Health inequalities I came to understand are inequalities in the distribution of economic resources; access to basic resources such as housing, food, and unemployment; and access to everyday services for health. Health inequalities I also learned are communicative inequalities, the absence of communicative opportunities for recognition and representation among the marginalized.

I came to learn that health inequalities are perpetuated by undemocratic structures that devalue the poor, treat the poor as passive targets, and systematically erase opportunities for the poor to participate in decision-making that shapes the nature of solutions being developed.

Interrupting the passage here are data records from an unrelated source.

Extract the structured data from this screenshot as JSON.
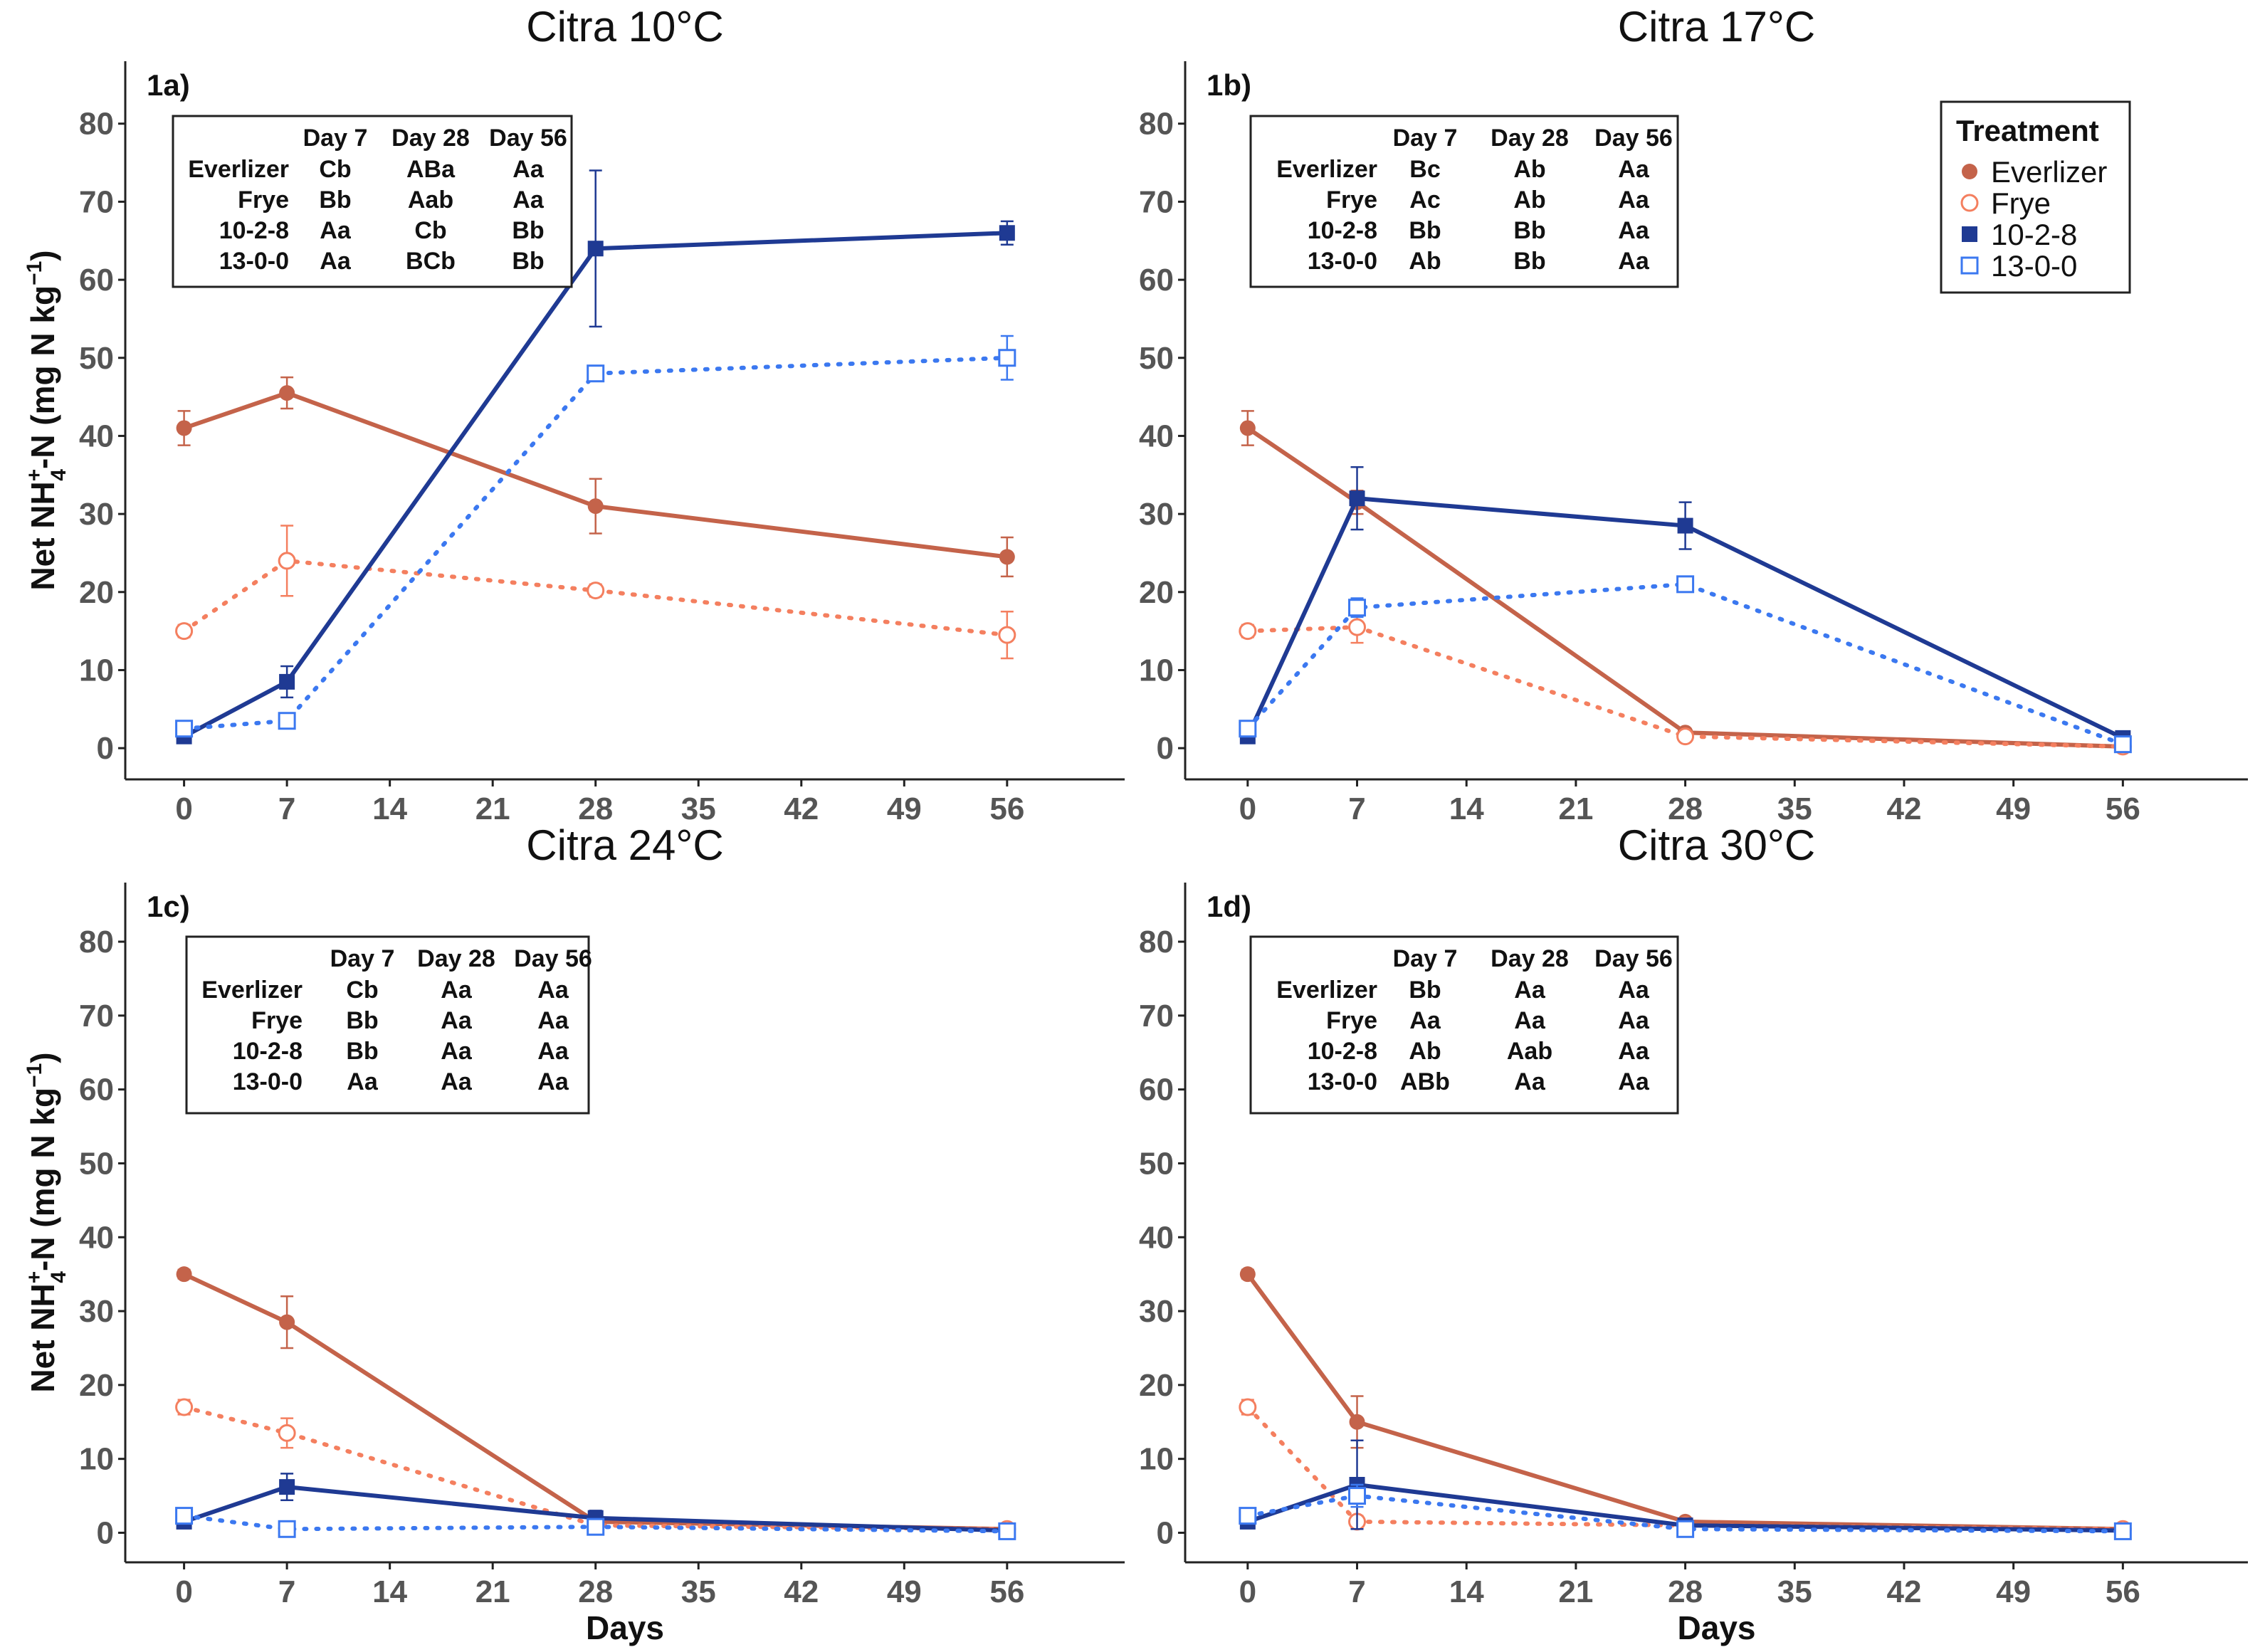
{
  "colors": {
    "everlizer": "#C4634A",
    "frye": "#F47F5F",
    "npk1028": "#1F3A93",
    "n1300": "#3B78F0"
  },
  "y_axis_label": {
    "prefix": "Net NH",
    "sup": "+",
    "sub": "4",
    "middle": "-N (mg N kg",
    "unit_sup": "−1",
    "suffix": ")"
  },
  "legend": {
    "title": "Treatment",
    "items": [
      {
        "label": "Everlizer",
        "series": "Everlizer"
      },
      {
        "label": "Frye",
        "series": "Frye"
      },
      {
        "label": "10-2-8",
        "series": "10-2-8"
      },
      {
        "label": "13-0-0",
        "series": "13-0-0"
      }
    ]
  },
  "chart_data": [
    {
      "type": "line",
      "panel_label": "1a)",
      "title": "Citra 10°C",
      "xlabel": "",
      "ylabel": "Net NH4+-N (mg N kg-1)",
      "x_ticks": [
        0,
        7,
        14,
        21,
        28,
        35,
        42,
        49,
        56
      ],
      "y_ticks": [
        0,
        10,
        20,
        30,
        40,
        50,
        60,
        70,
        80
      ],
      "xlim": [
        -4,
        64
      ],
      "ylim": [
        -4,
        88
      ],
      "x": [
        0,
        7,
        28,
        56
      ],
      "series": [
        {
          "name": "Everlizer",
          "values": [
            41,
            45.5,
            31,
            24.5
          ],
          "error": [
            2.2,
            2,
            3.5,
            2.5
          ]
        },
        {
          "name": "Frye",
          "values": [
            15,
            24,
            20.2,
            14.5
          ],
          "error": [
            0.8,
            4.5,
            0.8,
            3
          ]
        },
        {
          "name": "10-2-8",
          "values": [
            1.5,
            8.5,
            64,
            66
          ],
          "error": [
            0.5,
            2,
            10,
            1.5
          ]
        },
        {
          "name": "13-0-0",
          "values": [
            2.5,
            3.5,
            48,
            50
          ],
          "error": [
            0.5,
            0.8,
            1,
            2.8
          ]
        }
      ],
      "table": {
        "headers": [
          "Day 7",
          "Day 28",
          "Day 56"
        ],
        "rows": [
          {
            "name": "Everlizer",
            "cells": [
              "Cb",
              "ABa",
              "Aa"
            ]
          },
          {
            "name": "Frye",
            "cells": [
              "Bb",
              "Aab",
              "Aa"
            ]
          },
          {
            "name": "10-2-8",
            "cells": [
              "Aa",
              "Cb",
              "Bb"
            ]
          },
          {
            "name": "13-0-0",
            "cells": [
              "Aa",
              "BCb",
              "Bb"
            ]
          }
        ]
      }
    },
    {
      "type": "line",
      "panel_label": "1b)",
      "title": "Citra 17°C",
      "xlabel": "",
      "ylabel": "",
      "x_ticks": [
        0,
        7,
        14,
        21,
        28,
        35,
        42,
        49,
        56
      ],
      "y_ticks": [
        0,
        10,
        20,
        30,
        40,
        50,
        60,
        70,
        80
      ],
      "xlim": [
        -4,
        64
      ],
      "ylim": [
        -4,
        88
      ],
      "x": [
        0,
        7,
        28,
        56
      ],
      "series": [
        {
          "name": "Everlizer",
          "values": [
            41,
            31.5,
            2,
            0.2
          ],
          "error": [
            2.2,
            1.5,
            0.5,
            0.3
          ]
        },
        {
          "name": "Frye",
          "values": [
            15,
            15.5,
            1.5,
            0.2
          ],
          "error": [
            0.8,
            2,
            0.4,
            0.3
          ]
        },
        {
          "name": "10-2-8",
          "values": [
            1.5,
            32,
            28.5,
            1.3
          ],
          "error": [
            0.5,
            4,
            3,
            0.4
          ]
        },
        {
          "name": "13-0-0",
          "values": [
            2.5,
            18,
            21,
            0.5
          ],
          "error": [
            0.5,
            1.2,
            1,
            0.3
          ]
        }
      ],
      "table": {
        "headers": [
          "Day 7",
          "Day 28",
          "Day 56"
        ],
        "rows": [
          {
            "name": "Everlizer",
            "cells": [
              "Bc",
              "Ab",
              "Aa"
            ]
          },
          {
            "name": "Frye",
            "cells": [
              "Ac",
              "Ab",
              "Aa"
            ]
          },
          {
            "name": "10-2-8",
            "cells": [
              "Bb",
              "Bb",
              "Aa"
            ]
          },
          {
            "name": "13-0-0",
            "cells": [
              "Ab",
              "Bb",
              "Aa"
            ]
          }
        ]
      }
    },
    {
      "type": "line",
      "panel_label": "1c)",
      "title": "Citra 24°C",
      "xlabel": "Days",
      "ylabel": "Net NH4+-N (mg N kg-1)",
      "x_ticks": [
        0,
        7,
        14,
        21,
        28,
        35,
        42,
        49,
        56
      ],
      "y_ticks": [
        0,
        10,
        20,
        30,
        40,
        50,
        60,
        70,
        80
      ],
      "xlim": [
        -4,
        64
      ],
      "ylim": [
        -4,
        88
      ],
      "x": [
        0,
        7,
        28,
        56
      ],
      "series": [
        {
          "name": "Everlizer",
          "values": [
            35,
            28.5,
            1.5,
            0.5
          ],
          "error": [
            0.6,
            3.5,
            0.5,
            0.3
          ]
        },
        {
          "name": "Frye",
          "values": [
            17,
            13.5,
            1,
            0.5
          ],
          "error": [
            1,
            2,
            0.4,
            0.3
          ]
        },
        {
          "name": "10-2-8",
          "values": [
            1.5,
            6.2,
            2,
            0.3
          ],
          "error": [
            0.5,
            1.8,
            1,
            0.3
          ]
        },
        {
          "name": "13-0-0",
          "values": [
            2.3,
            0.5,
            0.8,
            0.2
          ],
          "error": [
            0.5,
            0.3,
            0.3,
            0.2
          ]
        }
      ],
      "table": {
        "headers": [
          "Day 7",
          "Day 28",
          "Day 56"
        ],
        "rows": [
          {
            "name": "Everlizer",
            "cells": [
              "Cb",
              "Aa",
              "Aa"
            ]
          },
          {
            "name": "Frye",
            "cells": [
              "Bb",
              "Aa",
              "Aa"
            ]
          },
          {
            "name": "10-2-8",
            "cells": [
              "Bb",
              "Aa",
              "Aa"
            ]
          },
          {
            "name": "13-0-0",
            "cells": [
              "Aa",
              "Aa",
              "Aa"
            ]
          }
        ]
      }
    },
    {
      "type": "line",
      "panel_label": "1d)",
      "title": "Citra 30°C",
      "xlabel": "Days",
      "ylabel": "",
      "x_ticks": [
        0,
        7,
        14,
        21,
        28,
        35,
        42,
        49,
        56
      ],
      "y_ticks": [
        0,
        10,
        20,
        30,
        40,
        50,
        60,
        70,
        80
      ],
      "xlim": [
        -4,
        64
      ],
      "ylim": [
        -4,
        88
      ],
      "x": [
        0,
        7,
        28,
        56
      ],
      "series": [
        {
          "name": "Everlizer",
          "values": [
            35,
            15,
            1.5,
            0.5
          ],
          "error": [
            0.6,
            3.5,
            0.5,
            0.3
          ]
        },
        {
          "name": "Frye",
          "values": [
            17,
            1.5,
            1,
            0.5
          ],
          "error": [
            1,
            0.8,
            0.4,
            0.3
          ]
        },
        {
          "name": "10-2-8",
          "values": [
            1.5,
            6.5,
            1,
            0.3
          ],
          "error": [
            0.5,
            6,
            0.5,
            0.3
          ]
        },
        {
          "name": "13-0-0",
          "values": [
            2.3,
            5,
            0.5,
            0.2
          ],
          "error": [
            0.5,
            1.5,
            0.3,
            0.2
          ]
        }
      ],
      "table": {
        "headers": [
          "Day 7",
          "Day 28",
          "Day 56"
        ],
        "rows": [
          {
            "name": "Everlizer",
            "cells": [
              "Bb",
              "Aa",
              "Aa"
            ]
          },
          {
            "name": "Frye",
            "cells": [
              "Aa",
              "Aa",
              "Aa"
            ]
          },
          {
            "name": "10-2-8",
            "cells": [
              "Ab",
              "Aab",
              "Aa"
            ]
          },
          {
            "name": "13-0-0",
            "cells": [
              "ABb",
              "Aa",
              "Aa"
            ]
          }
        ]
      }
    }
  ]
}
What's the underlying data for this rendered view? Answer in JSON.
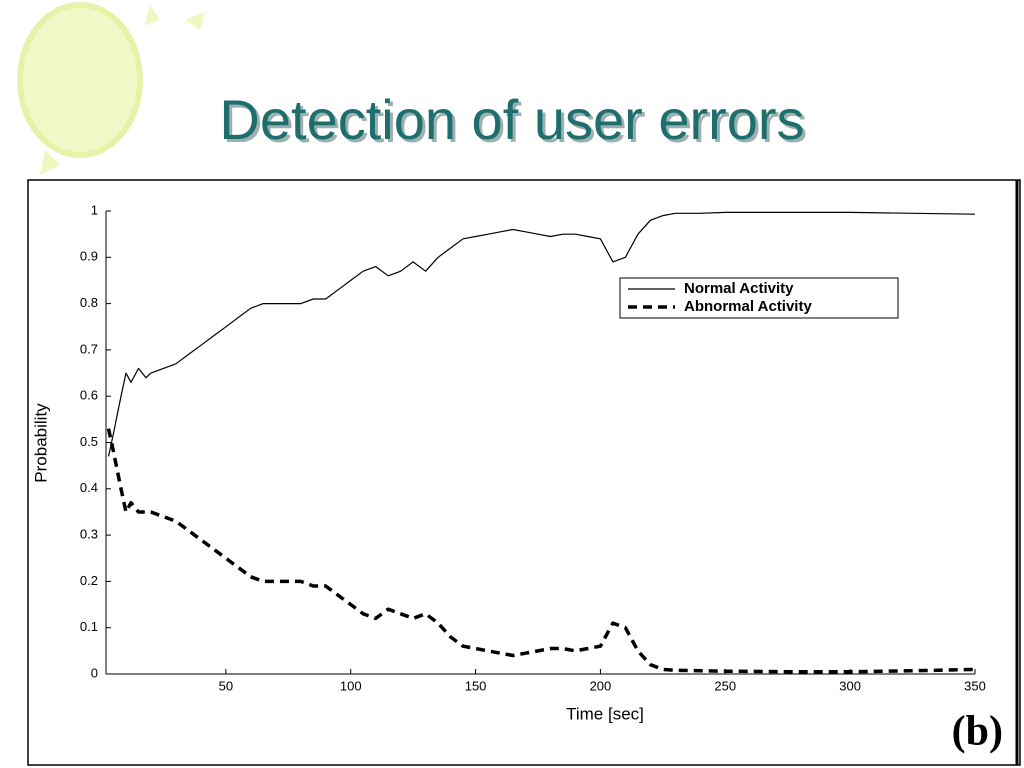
{
  "title": "Detection of user errors",
  "chart_data": {
    "type": "line",
    "x_label": "Time [sec]",
    "y_label": "Probability",
    "annotation": "(b)",
    "x": [
      3,
      5,
      8,
      10,
      12,
      15,
      18,
      20,
      25,
      30,
      35,
      40,
      45,
      50,
      55,
      60,
      65,
      70,
      75,
      80,
      85,
      90,
      95,
      100,
      105,
      110,
      115,
      120,
      125,
      130,
      135,
      140,
      145,
      150,
      155,
      160,
      165,
      170,
      175,
      180,
      185,
      190,
      195,
      200,
      205,
      210,
      215,
      220,
      225,
      230,
      240,
      250,
      275,
      300,
      325,
      350
    ],
    "series": [
      {
        "name": "Normal Activity",
        "color": "#000000",
        "style": "solid",
        "values": [
          0.47,
          0.52,
          0.6,
          0.65,
          0.63,
          0.66,
          0.64,
          0.65,
          0.66,
          0.67,
          0.69,
          0.71,
          0.73,
          0.75,
          0.77,
          0.79,
          0.8,
          0.8,
          0.8,
          0.8,
          0.81,
          0.81,
          0.83,
          0.85,
          0.87,
          0.88,
          0.86,
          0.87,
          0.89,
          0.87,
          0.9,
          0.92,
          0.94,
          0.945,
          0.95,
          0.955,
          0.96,
          0.955,
          0.95,
          0.945,
          0.95,
          0.95,
          0.945,
          0.94,
          0.89,
          0.9,
          0.95,
          0.98,
          0.99,
          0.995,
          0.995,
          0.997,
          0.997,
          0.997,
          0.995,
          0.993
        ]
      },
      {
        "name": "Abnormal Activity",
        "color": "#000000",
        "style": "dashed",
        "values": [
          0.53,
          0.48,
          0.4,
          0.35,
          0.37,
          0.35,
          0.35,
          0.35,
          0.34,
          0.33,
          0.31,
          0.29,
          0.27,
          0.25,
          0.23,
          0.21,
          0.2,
          0.2,
          0.2,
          0.2,
          0.19,
          0.19,
          0.17,
          0.15,
          0.13,
          0.12,
          0.14,
          0.13,
          0.12,
          0.13,
          0.11,
          0.08,
          0.06,
          0.055,
          0.05,
          0.045,
          0.04,
          0.045,
          0.05,
          0.055,
          0.055,
          0.05,
          0.055,
          0.06,
          0.11,
          0.1,
          0.05,
          0.02,
          0.01,
          0.008,
          0.007,
          0.006,
          0.005,
          0.005,
          0.007,
          0.01
        ]
      }
    ],
    "xlim": [
      2,
      350
    ],
    "xticks": [
      50,
      100,
      150,
      200,
      250,
      300,
      350
    ],
    "ylim": [
      0,
      1
    ],
    "yticks": [
      0,
      0.1,
      0.2,
      0.3,
      0.4,
      0.5,
      0.6,
      0.7,
      0.8,
      0.9,
      1
    ],
    "legend": "upper right",
    "grid": false
  }
}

The devaluing of the poor is rooted in undemocratic processes that undermine the capacity of the poor to develop meaningful solutions.

The journey of the CCA thus became one of collaborating with communities at the margins to co-create democratic spaces of participation that are grounded in the everyday rationalities of the poor. These democratic infrastructures enable the articulation of solutions from designing educational resources to advocating for just pay to building community hospitals through the participation of the poor in creation of the solutions. Health inequalities are thus addressed by acknowledging the deep seated communicative disenfranchisements that the poor experience and by seeking to transform these disenfranchisements through community advocacy.